City hall lawyers say smoking ban needs to include tobacco | News | Halifax, Nova Scotia | THE COAST

City hall lawyers say smoking ban needs to include tobacco

Halifax staff reason it'll be nearly impossible to prosecute cannabis smokers if we can't also prosecute cigarette smokers.

City hall lawyers say smoking ban needs to include tobacco
THE COAST
Flawless reasoning there, you guys.

A new staff report recommends Halifax continue its prohibition for all types of smoking on public property—that is if the city ever wants to be successful in prosecuting cannabis users.

City council passed new bylaw amendments back in July outright banning smoking and vaping on municipal property outside of specially designated smoking areas.

The motion was met with immediate and sustained condemnation across the municipality.

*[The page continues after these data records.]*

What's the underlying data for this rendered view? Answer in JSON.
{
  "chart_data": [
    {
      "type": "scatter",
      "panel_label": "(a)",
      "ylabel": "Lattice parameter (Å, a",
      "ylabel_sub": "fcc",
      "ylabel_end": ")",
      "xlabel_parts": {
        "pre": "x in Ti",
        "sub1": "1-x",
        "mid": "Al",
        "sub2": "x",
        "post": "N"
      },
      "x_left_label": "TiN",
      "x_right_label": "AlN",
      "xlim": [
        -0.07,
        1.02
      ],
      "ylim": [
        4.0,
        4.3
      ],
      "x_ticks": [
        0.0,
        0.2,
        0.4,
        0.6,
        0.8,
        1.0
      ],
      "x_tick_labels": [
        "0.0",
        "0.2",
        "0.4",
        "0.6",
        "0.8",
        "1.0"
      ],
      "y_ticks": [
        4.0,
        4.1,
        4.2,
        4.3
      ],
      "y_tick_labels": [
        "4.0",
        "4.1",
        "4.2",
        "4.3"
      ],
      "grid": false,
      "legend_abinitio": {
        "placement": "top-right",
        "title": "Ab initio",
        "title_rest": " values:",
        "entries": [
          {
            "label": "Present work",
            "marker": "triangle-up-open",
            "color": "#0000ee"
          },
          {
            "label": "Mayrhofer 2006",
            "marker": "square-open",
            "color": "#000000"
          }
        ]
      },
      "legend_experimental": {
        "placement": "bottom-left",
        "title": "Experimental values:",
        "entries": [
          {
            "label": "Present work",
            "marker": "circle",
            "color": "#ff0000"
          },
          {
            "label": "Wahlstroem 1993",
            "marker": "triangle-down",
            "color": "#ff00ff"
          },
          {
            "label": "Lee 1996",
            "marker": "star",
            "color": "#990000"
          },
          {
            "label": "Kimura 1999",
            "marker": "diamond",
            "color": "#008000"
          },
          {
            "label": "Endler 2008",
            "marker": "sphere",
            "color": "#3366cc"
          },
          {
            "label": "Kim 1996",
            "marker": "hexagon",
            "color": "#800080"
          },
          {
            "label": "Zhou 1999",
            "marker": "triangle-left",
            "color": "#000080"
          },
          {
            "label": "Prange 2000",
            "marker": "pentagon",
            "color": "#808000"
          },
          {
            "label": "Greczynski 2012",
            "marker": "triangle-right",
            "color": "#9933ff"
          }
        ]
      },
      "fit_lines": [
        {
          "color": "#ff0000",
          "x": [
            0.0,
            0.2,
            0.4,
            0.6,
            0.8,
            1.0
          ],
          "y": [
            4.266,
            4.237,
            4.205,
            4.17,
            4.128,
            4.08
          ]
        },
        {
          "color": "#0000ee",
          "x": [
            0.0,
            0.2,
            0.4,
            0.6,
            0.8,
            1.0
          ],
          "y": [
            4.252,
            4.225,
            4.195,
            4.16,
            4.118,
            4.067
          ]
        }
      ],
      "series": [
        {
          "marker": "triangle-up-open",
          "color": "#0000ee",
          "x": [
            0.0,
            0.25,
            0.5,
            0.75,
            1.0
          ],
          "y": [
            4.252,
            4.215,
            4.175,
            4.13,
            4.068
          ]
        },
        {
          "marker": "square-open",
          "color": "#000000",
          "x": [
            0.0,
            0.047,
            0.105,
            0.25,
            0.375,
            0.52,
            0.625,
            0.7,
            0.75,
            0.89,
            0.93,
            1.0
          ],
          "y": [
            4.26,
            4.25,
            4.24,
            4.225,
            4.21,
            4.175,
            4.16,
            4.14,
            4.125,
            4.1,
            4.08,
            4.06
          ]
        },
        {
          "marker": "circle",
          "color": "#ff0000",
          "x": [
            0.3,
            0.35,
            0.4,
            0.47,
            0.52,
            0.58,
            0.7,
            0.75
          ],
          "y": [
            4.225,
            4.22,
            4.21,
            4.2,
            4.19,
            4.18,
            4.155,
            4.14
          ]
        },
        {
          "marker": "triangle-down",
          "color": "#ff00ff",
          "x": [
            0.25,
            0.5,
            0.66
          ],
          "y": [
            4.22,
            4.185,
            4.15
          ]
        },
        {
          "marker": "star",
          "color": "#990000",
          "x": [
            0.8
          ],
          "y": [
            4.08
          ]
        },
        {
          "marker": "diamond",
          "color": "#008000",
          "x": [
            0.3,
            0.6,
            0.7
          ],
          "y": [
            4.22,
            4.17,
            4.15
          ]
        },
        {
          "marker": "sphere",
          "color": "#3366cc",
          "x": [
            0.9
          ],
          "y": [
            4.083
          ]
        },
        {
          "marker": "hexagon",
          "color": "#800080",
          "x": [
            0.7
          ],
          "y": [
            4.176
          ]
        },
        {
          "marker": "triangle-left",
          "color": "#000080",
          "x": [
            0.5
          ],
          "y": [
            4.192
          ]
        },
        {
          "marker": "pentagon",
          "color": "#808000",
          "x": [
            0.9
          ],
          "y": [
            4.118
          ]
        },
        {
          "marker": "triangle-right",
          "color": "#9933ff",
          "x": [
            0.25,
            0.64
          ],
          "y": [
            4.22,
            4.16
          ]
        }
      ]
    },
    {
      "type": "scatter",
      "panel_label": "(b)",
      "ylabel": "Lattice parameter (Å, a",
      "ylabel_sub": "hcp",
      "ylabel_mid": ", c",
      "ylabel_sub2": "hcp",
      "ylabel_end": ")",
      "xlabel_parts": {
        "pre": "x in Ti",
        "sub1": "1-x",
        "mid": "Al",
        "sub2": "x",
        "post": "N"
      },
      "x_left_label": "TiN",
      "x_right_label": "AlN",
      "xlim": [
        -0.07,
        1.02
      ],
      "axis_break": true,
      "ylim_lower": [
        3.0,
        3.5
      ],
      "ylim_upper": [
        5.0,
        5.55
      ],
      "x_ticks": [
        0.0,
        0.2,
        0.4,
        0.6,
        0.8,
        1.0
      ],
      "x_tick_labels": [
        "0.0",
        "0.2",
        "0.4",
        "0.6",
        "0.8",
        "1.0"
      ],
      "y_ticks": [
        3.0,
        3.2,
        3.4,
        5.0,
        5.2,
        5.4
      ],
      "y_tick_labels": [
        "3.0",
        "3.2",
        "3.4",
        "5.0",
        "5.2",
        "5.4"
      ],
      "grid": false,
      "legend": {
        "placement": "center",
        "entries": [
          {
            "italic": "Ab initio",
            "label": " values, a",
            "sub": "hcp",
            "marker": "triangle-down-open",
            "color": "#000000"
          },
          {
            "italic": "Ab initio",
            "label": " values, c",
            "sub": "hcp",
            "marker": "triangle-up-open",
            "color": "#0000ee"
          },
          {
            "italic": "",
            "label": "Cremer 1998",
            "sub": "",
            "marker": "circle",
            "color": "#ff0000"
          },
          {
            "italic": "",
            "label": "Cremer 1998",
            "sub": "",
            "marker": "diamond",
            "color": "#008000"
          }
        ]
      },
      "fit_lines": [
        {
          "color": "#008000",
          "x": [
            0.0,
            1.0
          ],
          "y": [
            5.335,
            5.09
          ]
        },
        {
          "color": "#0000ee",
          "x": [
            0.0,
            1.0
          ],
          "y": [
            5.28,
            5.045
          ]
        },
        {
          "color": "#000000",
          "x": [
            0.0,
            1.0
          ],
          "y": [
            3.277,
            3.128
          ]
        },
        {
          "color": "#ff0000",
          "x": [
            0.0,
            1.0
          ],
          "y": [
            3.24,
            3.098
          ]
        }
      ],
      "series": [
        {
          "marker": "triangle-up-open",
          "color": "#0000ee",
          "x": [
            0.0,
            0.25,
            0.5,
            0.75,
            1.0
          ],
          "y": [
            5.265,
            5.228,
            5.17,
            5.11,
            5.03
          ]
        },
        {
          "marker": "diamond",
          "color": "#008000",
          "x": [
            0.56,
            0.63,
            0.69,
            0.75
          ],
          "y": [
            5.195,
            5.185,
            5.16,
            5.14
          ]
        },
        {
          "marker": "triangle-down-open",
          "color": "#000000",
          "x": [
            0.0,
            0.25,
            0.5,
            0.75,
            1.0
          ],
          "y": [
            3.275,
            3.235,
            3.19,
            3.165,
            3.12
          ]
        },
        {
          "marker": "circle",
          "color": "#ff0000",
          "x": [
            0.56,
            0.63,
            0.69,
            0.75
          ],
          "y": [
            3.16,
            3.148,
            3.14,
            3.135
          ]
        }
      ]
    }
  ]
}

So loud was the outcry, that Dartmouth Centre councillor Sam Austin asked for a follow-up report at council's very next meeting looking at removing tobacco from the restrictions.

“This feels very bureaucratic,” said Austin. “It feels like micromanagement of the public space and I just can’t say what the underlying practical purpose of doing it is.”

City solicitors Derk Slaunwhite and Josh Judah have now returned with that staff report, but are recommending council keep cigarettes illegal for the sake of public health and the courts.

The current bylaw means the Crown only has to prove someone was smoking on municipal property. There’s no need to actually prove what they were smoking.

Changing that ban to restrict only cannabis—a soon-to-be legal product that Halifax has decided to criminalize—will be difficult to enforce, says staff.

“Investigators will need to get close enough to the offender to see what they are smoking and to smell the smoke,” write Slaunwhite and Judah. “Courts may also require some level of scientific analysis that the substance being smoked was in fact cannabis.”

If council does decide to limit the smoking ban to cannabis, staff suggest a new provision should be added so that judges can “infer the offender smoked cannabis when a witness describes the substance as cannabis.”

click to enlarge City hall lawyers say smoking ban needs to include tobacco
ViA YOUTUBE
Permit Patty to be renamed Cannabis Cathy in Halifax.

It's worth noting that Halifax Regional Council does not have any authority to decide what evidence a provincial court judge should or should not consider.

Also, given how much of the criticism about this nuisance bylaw has been on how it will unfairly target poor and racialized residents, it's unlikely that widening the potential for discrimination from city police to any old pot-smelling “witness” will be met with less vocal resistance from the public.

None of those concerns are contained in the staff report, however, which chiefly is focused on eradicating the public health risk posed by cigarette smokers.

“A prohibition against smoking on municipal property will help increase the number of non-smokers in the municipality,” write Slaunwhite and Judah.

Nova Scotia’s chief public health official has cited non-smoking policies as a crucial catalyst for the province’s declining smoking rates over the past 20 years.

Banning darts on municipal property would make everyone that much healthier, argue HRM staff.

“To continue to increase the rate of non-smokers in Nova Scotia, especially among youth, we need to strengthen and advance smoke-free environments.”

Along with the above recommendations, staff are also proposing a handful of housekeeping amendments for the renamed Smoking and Nuisance Bylaw.

The current document uses both “public place” and “weed.” Staff are recommending replacing those with the more accurate “municipal property” and “cannabis.”

Smokers in violation of the new bylaw face potential fines ranging from $50 to $2,000 for flagrant abuse. Tickets will be largely complaint-driven and handed out during the days by municipal bylaw officers and during the night by Halifax Regional Police if they feel like it.

The bylaw changes are currently scheduled to come into effect for October 1, allowing for a two-week adjustment period before cannabis becomes legal nationwide on October 17.

Council will discuss whether to puff or pass on these changes when they meet Tuesday at City Hall.